Looking at where the Nasdaq stands, being both up 2% today but also down 27% YTD, VettaFi’s Financial Futurist, Dave Nadig, was on hand on Yahoo Finance’s “ETF Report” to discuss how he believes this market evolution will impact ETFs in general.
On a general basis, Nadig notes that ETFs have held up wonderfully, as that’s the nature of their structure. With that in mind, when there are market downturns, such as what’s going on currently, investors do tend to change things in their portfolios.
Speaking with advisors to collect their opinions on the matter, VettaFi’s polls show that over half have been looking to get into alternative asset classes, something other than just more stocks and bonds. “51% said they were looking to move into an alternative asset class, which, frankly, we found surprising,” Nadig reports.

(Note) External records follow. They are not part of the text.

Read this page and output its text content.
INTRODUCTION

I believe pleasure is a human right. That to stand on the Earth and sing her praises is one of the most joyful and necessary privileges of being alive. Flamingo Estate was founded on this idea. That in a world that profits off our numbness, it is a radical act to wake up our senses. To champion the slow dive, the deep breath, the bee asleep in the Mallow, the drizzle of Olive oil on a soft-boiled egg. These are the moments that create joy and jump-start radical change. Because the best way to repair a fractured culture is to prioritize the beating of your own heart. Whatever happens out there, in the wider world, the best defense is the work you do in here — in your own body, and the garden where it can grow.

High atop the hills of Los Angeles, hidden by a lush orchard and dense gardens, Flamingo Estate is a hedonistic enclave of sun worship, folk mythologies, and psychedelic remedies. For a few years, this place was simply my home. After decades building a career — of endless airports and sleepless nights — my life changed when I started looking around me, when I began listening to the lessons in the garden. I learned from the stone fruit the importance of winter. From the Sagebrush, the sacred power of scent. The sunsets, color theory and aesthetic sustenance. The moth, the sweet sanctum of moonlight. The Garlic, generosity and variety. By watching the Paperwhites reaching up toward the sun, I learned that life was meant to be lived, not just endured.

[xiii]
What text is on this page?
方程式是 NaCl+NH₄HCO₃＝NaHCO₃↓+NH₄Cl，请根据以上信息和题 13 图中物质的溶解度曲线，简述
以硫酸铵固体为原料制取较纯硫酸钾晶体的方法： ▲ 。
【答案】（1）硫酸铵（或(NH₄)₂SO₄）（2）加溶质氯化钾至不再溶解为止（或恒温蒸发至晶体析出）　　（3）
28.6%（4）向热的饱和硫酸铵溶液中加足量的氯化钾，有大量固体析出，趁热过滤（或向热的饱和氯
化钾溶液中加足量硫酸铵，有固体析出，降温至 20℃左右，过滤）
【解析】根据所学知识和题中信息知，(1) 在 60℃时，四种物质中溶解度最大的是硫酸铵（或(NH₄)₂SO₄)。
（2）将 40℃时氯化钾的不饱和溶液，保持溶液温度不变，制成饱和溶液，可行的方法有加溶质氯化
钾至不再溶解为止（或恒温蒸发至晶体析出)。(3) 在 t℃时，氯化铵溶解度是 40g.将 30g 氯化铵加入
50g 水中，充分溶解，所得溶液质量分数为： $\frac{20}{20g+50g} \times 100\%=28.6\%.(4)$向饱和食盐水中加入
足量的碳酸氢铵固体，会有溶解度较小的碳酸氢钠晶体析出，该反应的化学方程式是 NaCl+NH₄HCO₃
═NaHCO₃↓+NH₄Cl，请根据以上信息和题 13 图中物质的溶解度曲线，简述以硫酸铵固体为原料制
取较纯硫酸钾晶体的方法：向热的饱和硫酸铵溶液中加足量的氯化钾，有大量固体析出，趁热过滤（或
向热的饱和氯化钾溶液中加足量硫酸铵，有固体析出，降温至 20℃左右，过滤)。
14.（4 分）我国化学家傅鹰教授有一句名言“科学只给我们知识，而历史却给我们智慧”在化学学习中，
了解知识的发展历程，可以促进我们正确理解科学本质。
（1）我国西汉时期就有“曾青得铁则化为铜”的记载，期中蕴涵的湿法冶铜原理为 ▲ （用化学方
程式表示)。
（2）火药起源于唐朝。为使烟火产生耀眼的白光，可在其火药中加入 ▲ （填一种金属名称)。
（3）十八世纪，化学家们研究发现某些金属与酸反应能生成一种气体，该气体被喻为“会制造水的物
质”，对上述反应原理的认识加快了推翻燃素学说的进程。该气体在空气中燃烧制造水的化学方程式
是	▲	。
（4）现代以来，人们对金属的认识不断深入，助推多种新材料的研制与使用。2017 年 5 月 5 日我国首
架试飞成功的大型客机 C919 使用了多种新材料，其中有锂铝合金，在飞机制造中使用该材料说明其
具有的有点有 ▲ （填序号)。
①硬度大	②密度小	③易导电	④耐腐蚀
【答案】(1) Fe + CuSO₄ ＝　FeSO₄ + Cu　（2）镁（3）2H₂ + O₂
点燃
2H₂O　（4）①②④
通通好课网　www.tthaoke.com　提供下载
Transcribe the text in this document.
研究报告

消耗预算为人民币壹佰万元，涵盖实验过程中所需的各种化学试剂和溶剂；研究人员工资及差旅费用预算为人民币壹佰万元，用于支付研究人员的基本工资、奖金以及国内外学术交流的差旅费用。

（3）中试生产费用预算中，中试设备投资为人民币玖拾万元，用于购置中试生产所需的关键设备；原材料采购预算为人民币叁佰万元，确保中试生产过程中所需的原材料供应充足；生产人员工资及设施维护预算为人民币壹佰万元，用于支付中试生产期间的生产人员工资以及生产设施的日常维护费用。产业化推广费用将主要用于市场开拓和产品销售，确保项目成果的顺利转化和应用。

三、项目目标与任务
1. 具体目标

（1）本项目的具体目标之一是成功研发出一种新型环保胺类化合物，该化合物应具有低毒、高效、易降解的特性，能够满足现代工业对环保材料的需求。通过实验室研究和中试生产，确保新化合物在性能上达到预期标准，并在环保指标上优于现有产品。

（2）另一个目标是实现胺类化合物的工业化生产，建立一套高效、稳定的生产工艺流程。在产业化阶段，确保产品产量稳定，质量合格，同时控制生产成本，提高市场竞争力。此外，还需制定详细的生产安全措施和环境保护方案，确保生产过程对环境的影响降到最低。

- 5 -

Looking into these alternative asset classes, as far as the opportunities go, Nadig notes how there’ve been a couple of different approaches. For example, there’s the idea of return stacking, which uses something to provide more room in a portfolio so that diversification can really matter.
The ETF that many are using for this cause is the WisdomTree Capital Efficiency ETF (NTSX ), which is basically a 90/60 portfolio – 90% stocks, 60% treasuries, using futures to provide a bit of leverage. This is not to take more risks but to create room in the portfolio and put less into that 60/40 to open investors up for true alternatives.
On that alt space, commodities have really been a go-to destination as well. Many flows and interests have gone here, particularly in Invesco’s Optimum Yield Diversified Commodities ETF (PDBC ), which is up around 35% this year, and that’s been a core allocation.
“Another thing we’ve been looking at,” Nadig continues, “A managed futures approach, an actively managed approach that can look at things like going short the yen or short the euro through futures.” He points out the fund, the iMGP DBi Managed Futures Strategy ETF (DBMF ), which is up about 21% this year. This and PDBC will provide non-correlated returns, which is the most important thing when building a long-term portfolio.
Are We Counting 60/40 Out?
When asking if the 60/40 rule is just no longer, Nadig notes that there’s been an era where there hasn’t been an alternative. It’s been a decade of wanting to be in equities. Over the long term, however, people want to come back to a more diversified approach.
Nadig adds, “It’s been very clear in this last quarter that having some bond allocation really can work for you. And as we start going into a rising rate environment, it actually makes sense to start legging in as those higher coupon rates become available.”
It may not mean running back to the old-fashioned 60/40, but the idea of getting that extra diversification has a lot of investors learning the hard way, currently.